Nothing is more galling to scientists than outsiders questioning their research priorities. Witness the indignation of several leading physicists when the superconducting supercollider project was axed in 1993, or, more recently, the outrage expressed by members of the biomedical research community at being stymied in their pursuit of human embryonic stem-cell research. Beneath the research community's sense of entitlement lies a deeply rooted fact about science policy: Since World War II, the United States has socialized the costs of scientific research without socializing its governance.
But given the powerful influences science and technology exert on society, shouldn't the public be given a greater role in shaping science's agenda? Even before Hiroshima seared an awareness of the powers of science in the American mind, New Deal policy-makers had begun answering in the affirmative. Their attempts have renewed relevance today, as military imperatives reassert their influence through bioterrorism and missile defense research, and as academia's courtship of industry imperils what little public accountability exists in science.
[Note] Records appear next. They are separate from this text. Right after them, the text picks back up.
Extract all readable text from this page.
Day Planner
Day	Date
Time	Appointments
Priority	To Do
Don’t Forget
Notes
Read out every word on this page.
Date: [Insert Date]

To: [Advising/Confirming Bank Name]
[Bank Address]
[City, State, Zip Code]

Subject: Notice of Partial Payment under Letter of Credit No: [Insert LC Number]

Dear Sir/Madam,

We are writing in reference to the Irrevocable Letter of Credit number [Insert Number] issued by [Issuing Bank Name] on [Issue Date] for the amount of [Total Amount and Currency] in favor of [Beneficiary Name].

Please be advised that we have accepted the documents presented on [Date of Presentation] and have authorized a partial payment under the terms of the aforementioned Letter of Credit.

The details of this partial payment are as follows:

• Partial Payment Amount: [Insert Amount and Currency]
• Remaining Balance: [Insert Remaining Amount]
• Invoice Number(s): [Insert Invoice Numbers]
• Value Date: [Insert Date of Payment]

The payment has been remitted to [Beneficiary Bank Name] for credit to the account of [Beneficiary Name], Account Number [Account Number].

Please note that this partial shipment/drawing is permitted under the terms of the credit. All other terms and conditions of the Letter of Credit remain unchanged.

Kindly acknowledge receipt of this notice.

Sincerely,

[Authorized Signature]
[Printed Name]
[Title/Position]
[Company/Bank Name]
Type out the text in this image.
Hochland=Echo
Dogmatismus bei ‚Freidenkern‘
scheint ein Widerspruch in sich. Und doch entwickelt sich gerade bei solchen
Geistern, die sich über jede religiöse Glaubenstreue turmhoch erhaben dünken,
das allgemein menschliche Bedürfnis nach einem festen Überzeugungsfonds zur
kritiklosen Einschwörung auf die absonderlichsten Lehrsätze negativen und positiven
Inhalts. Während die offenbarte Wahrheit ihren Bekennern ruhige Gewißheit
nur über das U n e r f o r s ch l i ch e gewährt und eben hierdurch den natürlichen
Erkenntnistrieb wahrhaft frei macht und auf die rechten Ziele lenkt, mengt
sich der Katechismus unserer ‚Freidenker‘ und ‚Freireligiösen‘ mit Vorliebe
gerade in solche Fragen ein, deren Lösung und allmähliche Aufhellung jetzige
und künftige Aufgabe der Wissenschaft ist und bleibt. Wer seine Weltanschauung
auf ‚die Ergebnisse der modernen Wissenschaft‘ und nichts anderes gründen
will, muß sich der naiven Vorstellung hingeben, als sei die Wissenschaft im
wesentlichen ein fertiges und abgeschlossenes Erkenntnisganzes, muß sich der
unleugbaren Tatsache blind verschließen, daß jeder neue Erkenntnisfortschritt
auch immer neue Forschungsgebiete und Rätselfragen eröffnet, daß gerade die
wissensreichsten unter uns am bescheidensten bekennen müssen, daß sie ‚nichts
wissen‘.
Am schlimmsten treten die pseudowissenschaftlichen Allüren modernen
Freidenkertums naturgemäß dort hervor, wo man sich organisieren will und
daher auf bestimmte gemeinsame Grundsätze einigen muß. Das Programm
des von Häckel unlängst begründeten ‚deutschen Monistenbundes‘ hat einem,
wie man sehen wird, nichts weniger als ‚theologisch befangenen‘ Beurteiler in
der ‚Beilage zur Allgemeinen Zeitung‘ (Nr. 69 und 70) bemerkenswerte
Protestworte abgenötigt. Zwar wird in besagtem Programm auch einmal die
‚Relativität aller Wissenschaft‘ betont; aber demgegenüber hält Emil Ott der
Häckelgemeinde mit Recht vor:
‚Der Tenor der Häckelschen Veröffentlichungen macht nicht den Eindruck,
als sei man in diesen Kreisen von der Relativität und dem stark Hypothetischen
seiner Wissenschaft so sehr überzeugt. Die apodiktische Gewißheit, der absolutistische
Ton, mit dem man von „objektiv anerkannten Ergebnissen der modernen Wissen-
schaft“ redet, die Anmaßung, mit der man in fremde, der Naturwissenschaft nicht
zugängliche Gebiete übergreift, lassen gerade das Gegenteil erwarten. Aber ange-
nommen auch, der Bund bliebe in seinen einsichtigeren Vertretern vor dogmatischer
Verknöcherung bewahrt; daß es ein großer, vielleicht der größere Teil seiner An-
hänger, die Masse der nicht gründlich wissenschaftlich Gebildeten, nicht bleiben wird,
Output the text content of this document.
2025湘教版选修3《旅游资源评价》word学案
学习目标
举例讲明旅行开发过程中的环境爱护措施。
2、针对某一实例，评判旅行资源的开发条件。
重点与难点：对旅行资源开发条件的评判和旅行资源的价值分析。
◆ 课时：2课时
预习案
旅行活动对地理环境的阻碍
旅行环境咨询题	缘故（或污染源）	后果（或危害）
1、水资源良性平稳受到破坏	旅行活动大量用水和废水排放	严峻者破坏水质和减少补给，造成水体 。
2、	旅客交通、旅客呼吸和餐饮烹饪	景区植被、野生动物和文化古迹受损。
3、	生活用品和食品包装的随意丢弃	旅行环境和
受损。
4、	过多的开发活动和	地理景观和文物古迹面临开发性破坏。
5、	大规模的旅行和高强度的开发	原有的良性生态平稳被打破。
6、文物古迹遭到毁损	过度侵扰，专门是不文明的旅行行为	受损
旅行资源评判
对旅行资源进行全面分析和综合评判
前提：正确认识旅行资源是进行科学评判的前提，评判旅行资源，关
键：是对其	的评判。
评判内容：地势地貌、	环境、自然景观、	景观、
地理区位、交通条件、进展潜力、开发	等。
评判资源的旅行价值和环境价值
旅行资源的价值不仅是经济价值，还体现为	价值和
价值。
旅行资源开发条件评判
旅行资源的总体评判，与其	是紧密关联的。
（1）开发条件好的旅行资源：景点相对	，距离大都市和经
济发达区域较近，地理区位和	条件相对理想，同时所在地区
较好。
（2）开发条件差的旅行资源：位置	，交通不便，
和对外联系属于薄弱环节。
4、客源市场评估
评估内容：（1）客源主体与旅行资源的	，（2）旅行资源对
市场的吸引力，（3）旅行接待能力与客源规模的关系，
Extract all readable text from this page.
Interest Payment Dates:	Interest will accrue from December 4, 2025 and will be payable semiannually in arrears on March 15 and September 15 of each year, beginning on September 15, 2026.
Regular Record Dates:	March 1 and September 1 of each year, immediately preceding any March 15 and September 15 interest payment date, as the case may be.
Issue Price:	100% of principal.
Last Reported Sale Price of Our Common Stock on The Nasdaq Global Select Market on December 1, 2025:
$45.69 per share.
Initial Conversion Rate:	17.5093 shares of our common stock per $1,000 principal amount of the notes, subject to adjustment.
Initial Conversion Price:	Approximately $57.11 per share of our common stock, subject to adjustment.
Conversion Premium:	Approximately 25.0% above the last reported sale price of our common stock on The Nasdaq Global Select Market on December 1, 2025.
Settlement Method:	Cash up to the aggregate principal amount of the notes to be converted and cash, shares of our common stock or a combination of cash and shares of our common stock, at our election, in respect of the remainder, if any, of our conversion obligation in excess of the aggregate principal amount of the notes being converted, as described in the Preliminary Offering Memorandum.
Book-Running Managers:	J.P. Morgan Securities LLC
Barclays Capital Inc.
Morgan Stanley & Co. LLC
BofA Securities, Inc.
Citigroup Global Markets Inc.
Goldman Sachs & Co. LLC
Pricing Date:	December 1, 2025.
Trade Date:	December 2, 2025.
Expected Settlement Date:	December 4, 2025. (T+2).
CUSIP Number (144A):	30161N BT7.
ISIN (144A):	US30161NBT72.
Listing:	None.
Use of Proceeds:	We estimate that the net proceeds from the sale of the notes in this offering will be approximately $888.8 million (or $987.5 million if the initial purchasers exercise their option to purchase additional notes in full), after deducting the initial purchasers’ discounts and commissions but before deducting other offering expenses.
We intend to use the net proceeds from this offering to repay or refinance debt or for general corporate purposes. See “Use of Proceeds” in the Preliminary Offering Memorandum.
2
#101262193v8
The cause of democratic science was first championed in the early 1940s by freshman senator Harley Kilgore. Described as a "round faced gum-chewing man," Kilgore introduced a bill intended to reverse what he perceived as corporate domination of research and to give the public an important role in directing the course of science. The centerpiece of his bill was a provision that called for creating a large, pan-scientific federal agency to coordinate and conduct both basic and applied research. In line with Kilgore's New Deal commitments, his agency would be governed by a board of directors that included one representative each of labor, agriculture, consumer and industry interests, in addition to two scientists.